No Suspension, No Demotion: The Texas Trooper Who Chest-Bumped South Carolina Players Faces Minimal Consequences

What began as a viral moment on a college football sideline has now reached its quiet, unsatisfying conclusion — and for the South Carolina Gamecocks, the outcome raises serious questions about accountability, authority, and the treatment of Black athletes in high-stakes public settings.


The Incident: A Touchdown, a Tunnel, and a Confrontation

Last November, wide receiver Nyckoles Harbor delivered one of the most electrifying plays of South Carolina’s season — an 80-yard touchdown reception that sent the Gamecocks into halftime with momentum against Texas A&M. As Harbor’s stride carried him into the tunnel, a handful of teammates followed to celebrate the score. What should have been a moment of pure joy quickly became something far more troubling.

In footage that spread rapidly across social media, a Texas state trooper was seen making deliberate physical contact — a chest bump — with a pair of South Carolina players near the tunnel entrance, followed by a verbal confrontation directed at the group. The clip drew immediate national attention and widespread criticism, with many viewers questioning why a law enforcement officer would initiate physical contact with college athletes in what was, at its core, a postgame celebration.

In the aftermath, Harbor’s teammate Oscar Adaway escalated the matter publicly, threatening legal action and demanding a formal public apology. The trooper was relieved of his gameday duties in College Station. Harbor, for his part, stayed largely silent — until now.


Harbor Breaks His Silence

Speaking at his youth football camp last week, Harbor was asked about the incident by a young attendee — a moment that clearly caught even him off guard. His response was candid and telling.

“He just told us to get out (of the tunnel),” Harbor said. “Not in a polite way, though. He got in a couple curse words, but he told us to get out.”

The comment strips away any remaining ambiguity about the nature of the exchange. This was not a misunderstanding or a case of crossed signals — it was an aggressive, profanity-laced confrontation initiated by a law enforcement officer toward a group of college athletes who had just scored a touchdown. The physical contact, combined with the tone Harbor described, paints a picture of an interaction that had no business happening at a football game.


The Investigation: Six Months, and a Slap on the Wrist

The Texas Department of Public Safety’s Office of Inspector General launched a formal investigation into the incident in the immediate aftermath. Six months later, the results are in — and they are underwhelming.

According to reporting by Chapel Fowler of The State, the trooper was not suspended, demoted, or fired. He received what officials vaguely described as “corrective action.” A Texas DPS spokeswoman confirmed that an internal investigation “revealed that the trooper acted in a manner contrary to the department’s rules, regulations, and expectations of its employees” — an acknowledgment of wrongdoing that, remarkably, produced no formal disciplinary consequence.

The lack of transparency surrounding the specifics is shielded, conveniently, by Texas law. Under the state’s open records statutes, investigation documents related to officer misconduct are only subject to public disclosure if the outcome involves a discharge, suspension, or demotion. Since none of those occurred, the full record remains sealed.
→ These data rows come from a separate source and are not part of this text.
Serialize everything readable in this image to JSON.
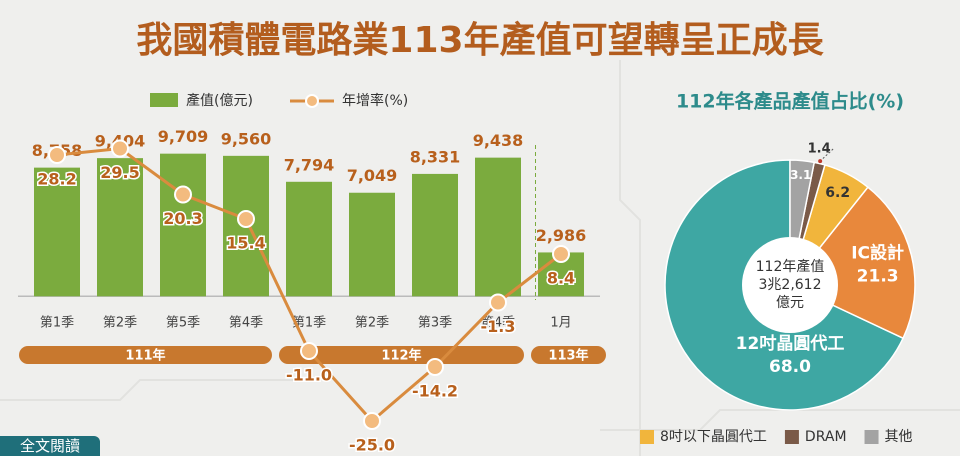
{
  "title": "我國積體電路業113年產值可望轉呈正成長",
  "read_more": "全文閱讀",
  "chart_data": [
    {
      "type": "bar",
      "groups": [
        {
          "label": "111年",
          "categories": [
            "第1季",
            "第2季",
            "第5季",
            "第4季"
          ]
        },
        {
          "label": "112年",
          "categories": [
            "第1季",
            "第2季",
            "第3季",
            "第4季"
          ]
        },
        {
          "label": "113年",
          "categories": [
            "1月"
          ]
        }
      ],
      "series": [
        {
          "name": "產值(億元)",
          "type": "bar",
          "color": "#7bab3e",
          "values": [
            8758,
            9404,
            9709,
            9560,
            7794,
            7049,
            8331,
            9438,
            2986
          ],
          "value_labels": [
            "8,758",
            "9,404",
            "9,709",
            "9,560",
            "7,794",
            "7,049",
            "8,331",
            "9,438",
            "2,986"
          ]
        },
        {
          "name": "年增率(%)",
          "type": "line",
          "axis": "y2",
          "color": "#d98b3e",
          "values": [
            28.2,
            29.5,
            20.3,
            15.4,
            -11.0,
            -25.0,
            -14.2,
            -1.3,
            8.4
          ],
          "value_labels": [
            "28.2",
            "29.5",
            "20.3",
            "15.4",
            "-11.0",
            "-25.0",
            "-14.2",
            "-1.3",
            "8.4"
          ]
        }
      ],
      "ylim": [
        -9100,
        12000
      ],
      "y2lim": [
        -26.8,
        35.2
      ]
    },
    {
      "type": "pie",
      "title": "112年各產品產值占比(%)",
      "categories": [
        "12吋晶圓代工",
        "IC設計",
        "8吋以下晶圓代工",
        "DRAM",
        "其他"
      ],
      "values": [
        68.0,
        21.3,
        6.2,
        1.4,
        3.1
      ],
      "value_labels": [
        "68.0",
        "21.3",
        "6.2",
        "1.4",
        "3.1"
      ],
      "colors": [
        "#3ea7a3",
        "#e8883c",
        "#f1b53c",
        "#7a5a48",
        "#a3a3a3"
      ],
      "center_label": [
        "112年產值",
        "3兆2,612",
        "億元"
      ],
      "legend": "bottom"
    }
  ]
}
“The responsive records consist of an investigation that did not result in disciplinary action, as defined above, being taken against a commissioned officer,” a representative for the Texas DPS Office of General Counsel said via email. “Therefore, the requested records are confidential, and our office is prohibited by law from releasing this information.”

In other words: the department admits the trooper was wrong, but the punishment — whatever it was — falls below the legal threshold that would require the public to know what actually happened.


The Bigger Picture

The trooper, who earns just under $100,000 annually and has served with the Texas Department of Public Safety for more than two decades, will continue in his role with the department going forward. There is no firing. No suspension on record. No public apology — something Adaway had specifically demanded.

For South Carolina’s players, this outcome is a frustrating but familiar one. They were physically confronted by a law enforcement officer in a public setting, the incident was captured on video for the entire country to see, a formal investigation confirmed the officer acted improperly — and yet the practical consequences are minimal, hidden behind legal definitions designed to limit accountability.

Harbor’s willingness to finally speak on it, even in the casual setting of a youth camp, suggests the moment still resonates. It should. What happened in that tunnel was wrong, the investigation confirmed it was wrong, and the response from the institution responsible has been to quietly absorb it and move on. South Carolina’s players — and the public — deserved better than that.